Like most Local H albums, Lifers has a thesis. Namely, that there comes a time in everyone's life when their future gets locked into place. There comes a time when your destiny has been written by your past and your circumstances, and the world around you has closed in and barricaded off paths that you had naively thought would always be open to you. Whoever you are at that time. Whatever you're doing. That's you. That's you until they put you in the ground. The final chapter of your life has been written and all you get to do now is turn the page and read it. If this realization doesn't make your blood boil then you simply have not grasped the enormity of it. Even a happy life, one defined by good health, material security, and consummate friendship, is only as tolerable as its momentum is assured. You lose the ability to change course or achieve some higher-end, and it all starts to feel like a sitcom rerun. Resetting each day. A cycle of familiar set pieces and plot arches. An immutable status quo of compounding purgatories. It's enough to make you want to scream. Which as luck would have it, belting out one's grievances is where Lifers excels.

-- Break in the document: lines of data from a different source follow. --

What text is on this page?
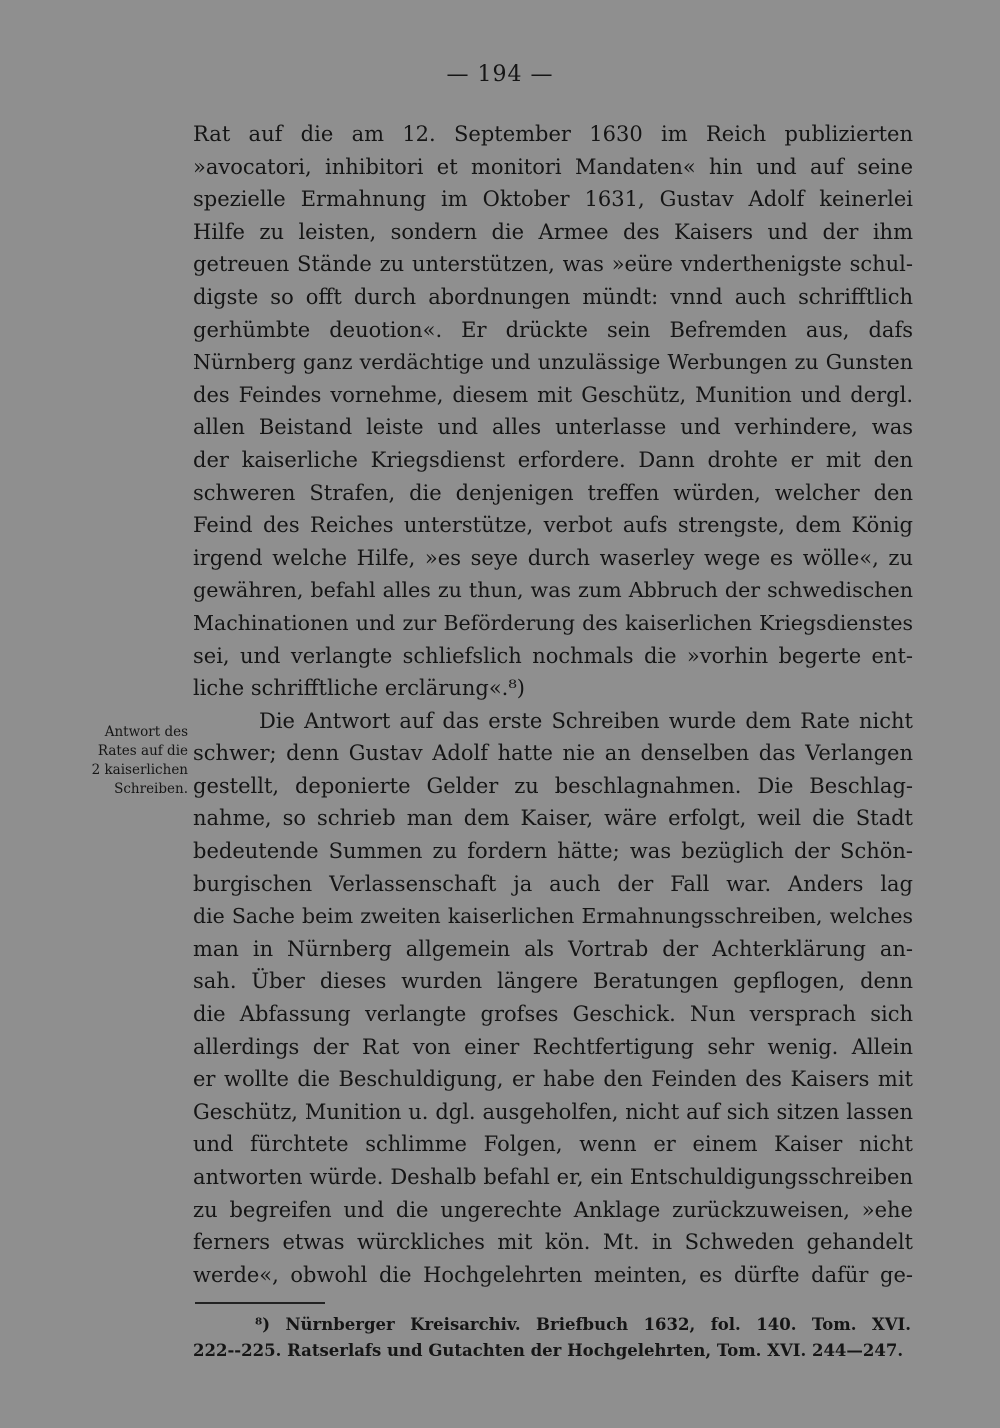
— 194 —
Antwort des
Rates auf die
2 kaiserlichen
Schreiben.
Rat auf die am 12. September 1630 im Reich publizierten
»avocatori, inhibitori et monitori Mandaten« hin und auf seine
spezielle Ermahnung im Oktober 1631, Gustav Adolf keinerlei
Hilfe zu leisten, sondern die Armee des Kaisers und der ihm
getreuen Stände zu unterstützen, was »eüre vnderthenigste schul-
digste so offt durch abordnungen mündt: vnnd auch schrifftlich
gerhümbte deuotion«. Er drückte sein Befremden aus, dafs
Nürnberg ganz verdächtige und unzulässige Werbungen zu Gunsten
des Feindes vornehme, diesem mit Geschütz, Munition und dergl.
allen Beistand leiste und alles unterlasse und verhindere, was
der kaiserliche Kriegsdienst erfordere. Dann drohte er mit den
schweren Strafen, die denjenigen treffen würden, welcher den
Feind des Reiches unterstütze, verbot aufs strengste, dem König
irgend welche Hilfe, »es seye durch waserley wege es wölle«, zu
gewähren, befahl alles zu thun, was zum Abbruch der schwedischen
Machinationen und zur Beförderung des kaiserlichen Kriegsdienstes
sei, und verlangte schliefslich nochmals die »vorhin begerte ent-
liche schrifftliche erclärung«.⁸)
Die Antwort auf das erste Schreiben wurde dem Rate nicht
schwer; denn Gustav Adolf hatte nie an denselben das Verlangen
gestellt, deponierte Gelder zu beschlagnahmen. Die Beschlag-
nahme, so schrieb man dem Kaiser, wäre erfolgt, weil die Stadt
bedeutende Summen zu fordern hätte; was bezüglich der Schön-
burgischen Verlassenschaft ja auch der Fall war. Anders lag
die Sache beim zweiten kaiserlichen Ermahnungsschreiben, welches
man in Nürnberg allgemein als Vortrab der Achterklärung an-
sah. Über dieses wurden längere Beratungen gepflogen, denn
die Abfassung verlangte grofses Geschick. Nun versprach sich
allerdings der Rat von einer Rechtfertigung sehr wenig. Allein
er wollte die Beschuldigung, er habe den Feinden des Kaisers mit
Geschütz, Munition u. dgl. ausgeholfen, nicht auf sich sitzen lassen
und fürchtete schlimme Folgen, wenn er einem Kaiser nicht
antworten würde. Deshalb befahl er, ein Entschuldigungsschreiben
zu begreifen und die ungerechte Anklage zurückzuweisen, »ehe
ferners etwas würckliches mit kön. Mt. in Schweden gehandelt
werde«, obwohl die Hochgelehrten meinten, es dürfte dafür ge-
⁸) Nürnberger Kreisarchiv. Briefbuch 1632, fol. 140. Tom. XVI.
222--225. Ratserlafs und Gutachten der Hochgelehrten, Tom. XVI. 244—247.
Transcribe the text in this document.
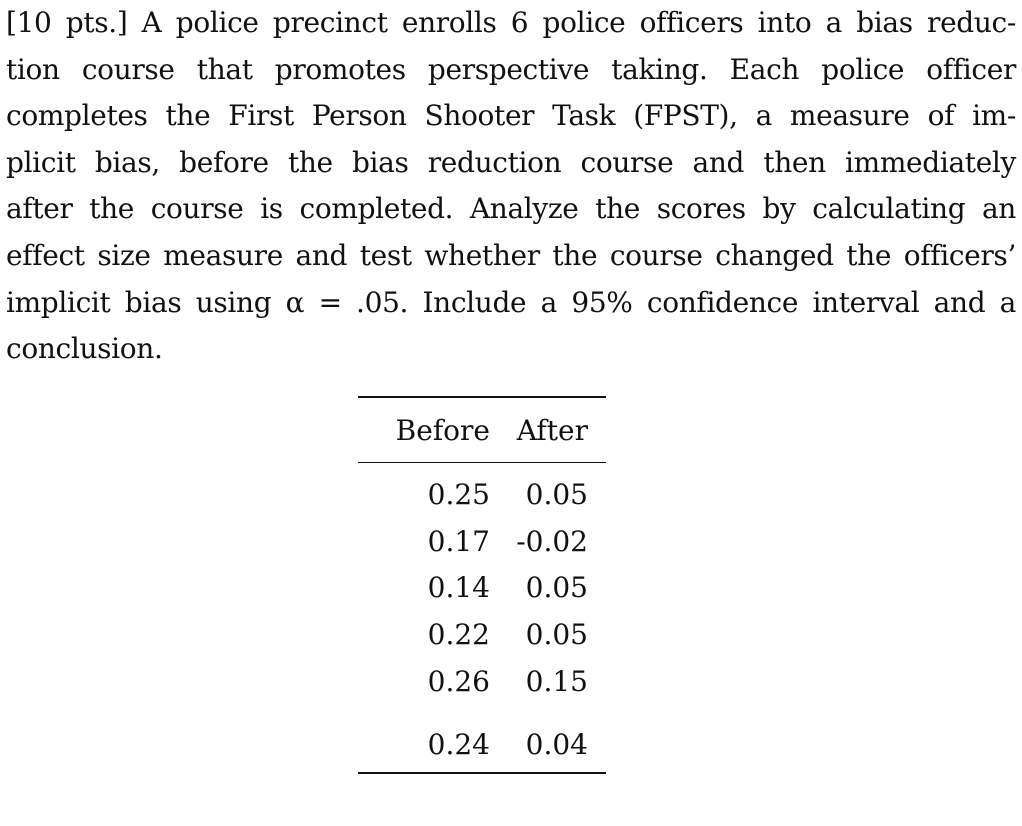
[10 pts.] A police precinct enrolls 6 police officers into a bias reduc-
tion course that promotes perspective taking. Each police officer
completes the First Person Shooter Task (FPST), a measure of im-
plicit bias, before the bias reduction course and then immediately
after the course is completed. Analyze the scores by calculating an
effect size measure and test whether the course changed the officers’
implicit bias using α = .05. Include a 95% confidence interval and a
conclusion.
Before After
0.25	0.05
0.17 -0.02
0.14	0.05
0.22	0.05
0.26	0.15
0.24	0.04
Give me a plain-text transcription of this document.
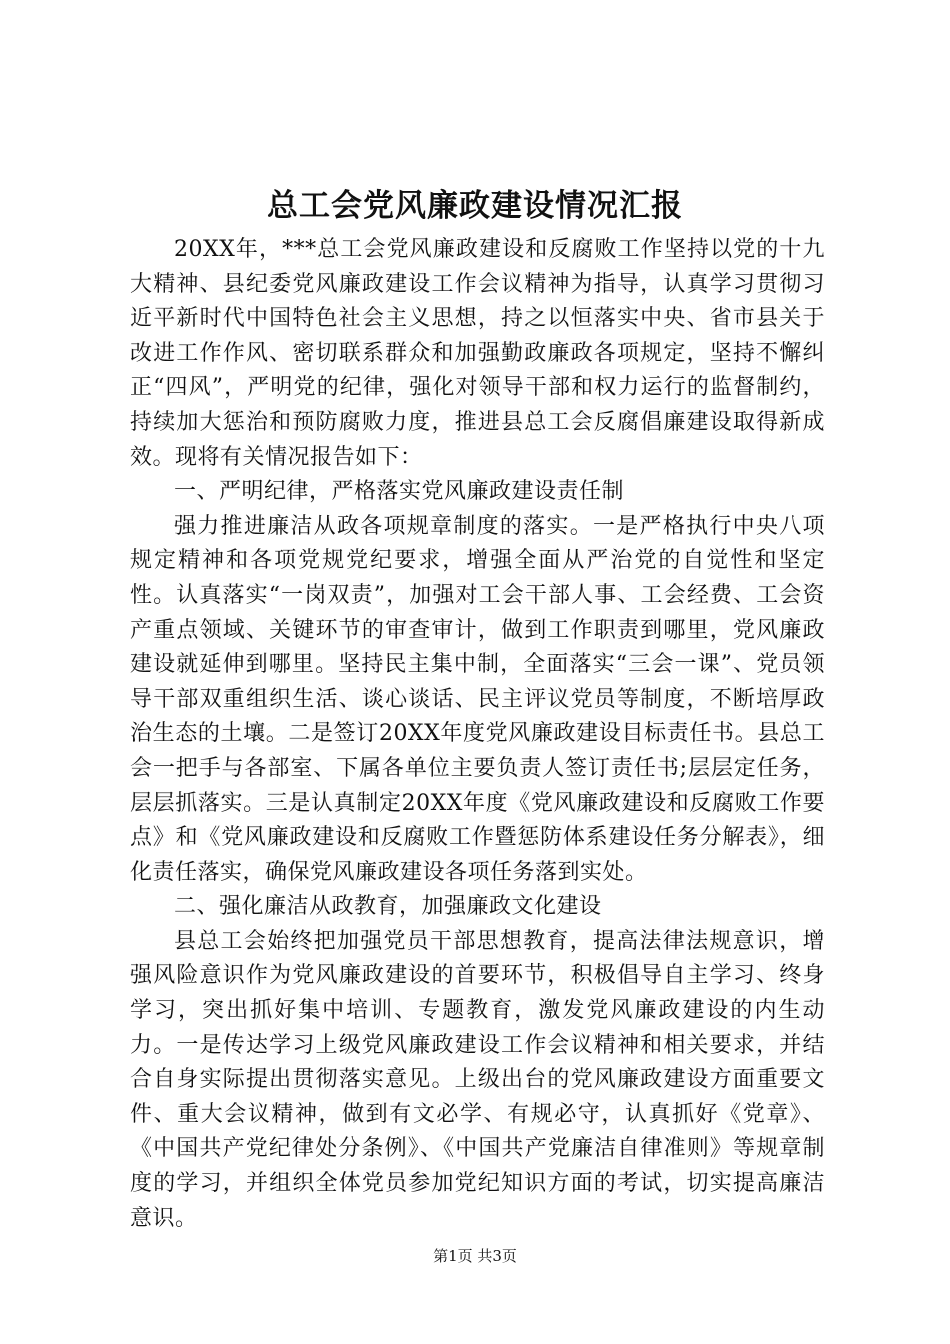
总工会党风廉政建设情况汇报

20XX年，***总工会党风廉政建设和反腐败工作坚持以党的十九大精神、县纪委党风廉政建设工作会议精神为指导，认真学习贯彻习近平新时代中国特色社会主义思想，持之以恒落实中央、省市县关于改进工作作风、密切联系群众和加强勤政廉政各项规定，坚持不懈纠正“四风”，严明党的纪律，强化对领导干部和权力运行的监督制约，持续加大惩治和预防腐败力度，推进县总工会反腐倡廉建设取得新成效。现将有关情况报告如下：

一、严明纪律，严格落实党风廉政建设责任制

强力推进廉洁从政各项规章制度的落实。一是严格执行中央八项规定精神和各项党规党纪要求，增强全面从严治党的自觉性和坚定性。认真落实“一岗双责”，加强对工会干部人事、工会经费、工会资产重点领域、关键环节的审查审计，做到工作职责到哪里，党风廉政建设就延伸到哪里。坚持民主集中制，全面落实“三会一课”、党员领导干部双重组织生活、谈心谈话、民主评议党员等制度，不断培厚政治生态的土壤。二是签订20XX年度党风廉政建设目标责任书。县总工会一把手与各部室、下属各单位主要负责人签订责任书;层层定任务，层层抓落实。三是认真制定20XX年度《党风廉政建设和反腐败工作要点》和《党风廉政建设和反腐败工作暨惩防体系建设任务分解表》，细化责任落实，确保党风廉政建设各项任务落到实处。

二、强化廉洁从政教育，加强廉政文化建设

县总工会始终把加强党员干部思想教育，提高法律法规意识，增强风险意识作为党风廉政建设的首要环节，积极倡导自主学习、终身学习，突出抓好集中培训、专题教育，激发党风廉政建设的内生动力。一是传达学习上级党风廉政建设工作会议精神和相关要求，并结合自身实际提出贯彻落实意见。上级出台的党风廉政建设方面重要文件、重大会议精神，做到有文必学、有规必守，认真抓好《党章》、《中国共产党纪律处分条例》、《中国共产党廉洁自律准则》等规章制度的学习，并组织全体党员参加党纪知识方面的考试，切实提高廉洁意识。

第1页 共3页
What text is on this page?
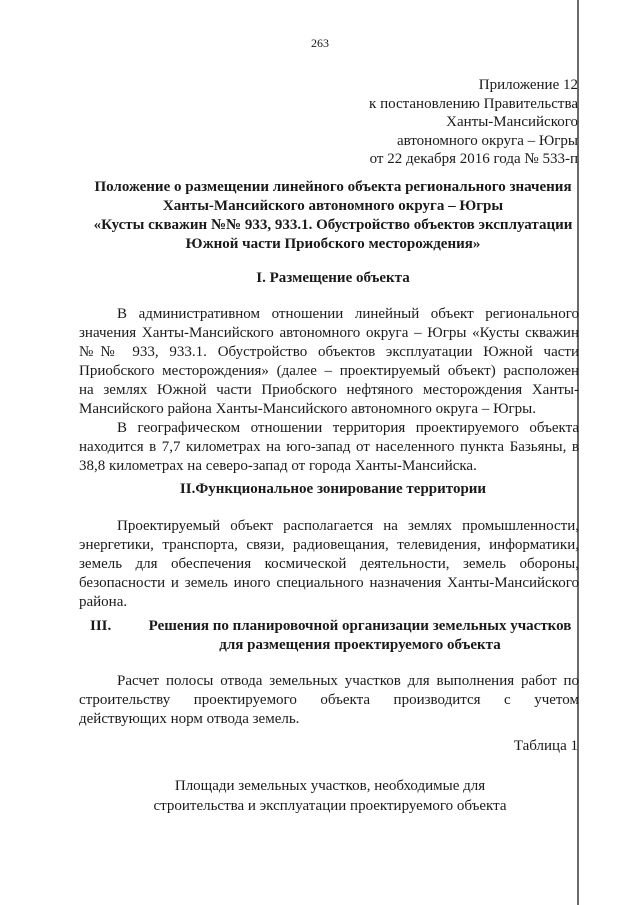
263
Приложение 12
к постановлению Правительства
Ханты-Мансийского
автономного округа – Югры
от 22 декабря 2016 года № 533-п
Положение о размещении линейного объекта регионального значения
Ханты-Мансийского автономного округа – Югры
«Кусты скважин №№ 933, 933.1. Обустройство объектов эксплуатации
Южной части Приобского месторождения»
I. Размещение объекта
В административном отношении линейный объект регионального
значения Ханты-Мансийского автономного округа – Югры «Кусты скважин
№№ 933, 933.1. Обустройство объектов эксплуатации Южной части
Приобского месторождения» (далее – проектируемый объект) расположен
на землях Южной части Приобского нефтяного месторождения Ханты-
Мансийского района Ханты-Мансийского автономного округа – Югры.
В географическом отношении территория проектируемого объекта
находится в 7,7 километрах на юго-запад от населенного пункта Базьяны, в
38,8 километрах на северо-запад от города Ханты-Мансийска.
II.Функциональное зонирование территории
Проектируемый объект располагается на землях промышленности,
энергетики, транспорта, связи, радиовещания, телевидения, информатики,
земель для обеспечения космической деятельности, земель обороны,
безопасности и земель иного специального назначения Ханты-Мансийского
района.
III.	Решения по планировочной организации земельных участков
для размещения проектируемого объекта
Расчет полосы отвода земельных участков для выполнения работ по
строительству проектируемого объекта производится с учетом
действующих норм отвода земель.
Таблица 1
Площади земельных участков, необходимые для
строительства и эксплуатации проектируемого объекта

Lifers breaks wide open with the strained howl, nine-iron swing, and red-zone rush of opener "Patrick Bateman," which takes perfect aim at the glassy-eyed, reptile brained "elites" who call the shots for the rest of us. The next round in the chamber is "Hold That Thought," a window shattering clasp of thunderous bass and percolating, brain-boiling grooves that decimates upon arrival and rides out with sardonic glee. The hot and slippery "Winter Western" will drown you in a flash liquesce of glacial grunge hooks, and the sober psychedelic sucker-punch of "Beyond the Valley of Snakes" will leave you wheezing through bubbles of spit as you struggle to recapture your breath. Later the dusty spark-thrower "Demon Dreams" will melt the fillings in your mouth as it crashes towards oblivion in a suicidal plunge. Lifers is comprised of the most searing hard rock I've heard in a long, long time. But it's not just rage that fuels Lifers. Reflection goads Lucas into sentimentality on the gracious and jangly acoustic folk tune "Sunday Best," which considers the debts owed from the love given by others, tender thoughts wound around a bending James Taylor-esque chord progression that would be the envy of any songwriter. The real heart of the album though is "Innocents," a track that is bathed in revelatory feedback, led by ringing guitar chords that guide the listener into a kind of baptismal journey through seven circles of lonely nights, crushing regret, and deferred dreams, to come out the other side, a stronger, if greyer, version of oneself. The hardest lesson one can learn is how to live with themselves in what little time they have on this little waterlogged space rock. Everyone is scraping by in the same open-air prison. Living may be a life sentence with no parole, but eventually, your time will be up. But recognizing this fact means that you don't have to serve out your sentence in solitary isolation. I like to think that with each new Local H release, I get to know Lucas and Co. a little better. Or at least, after listening to Lifers, I feel like they already know me.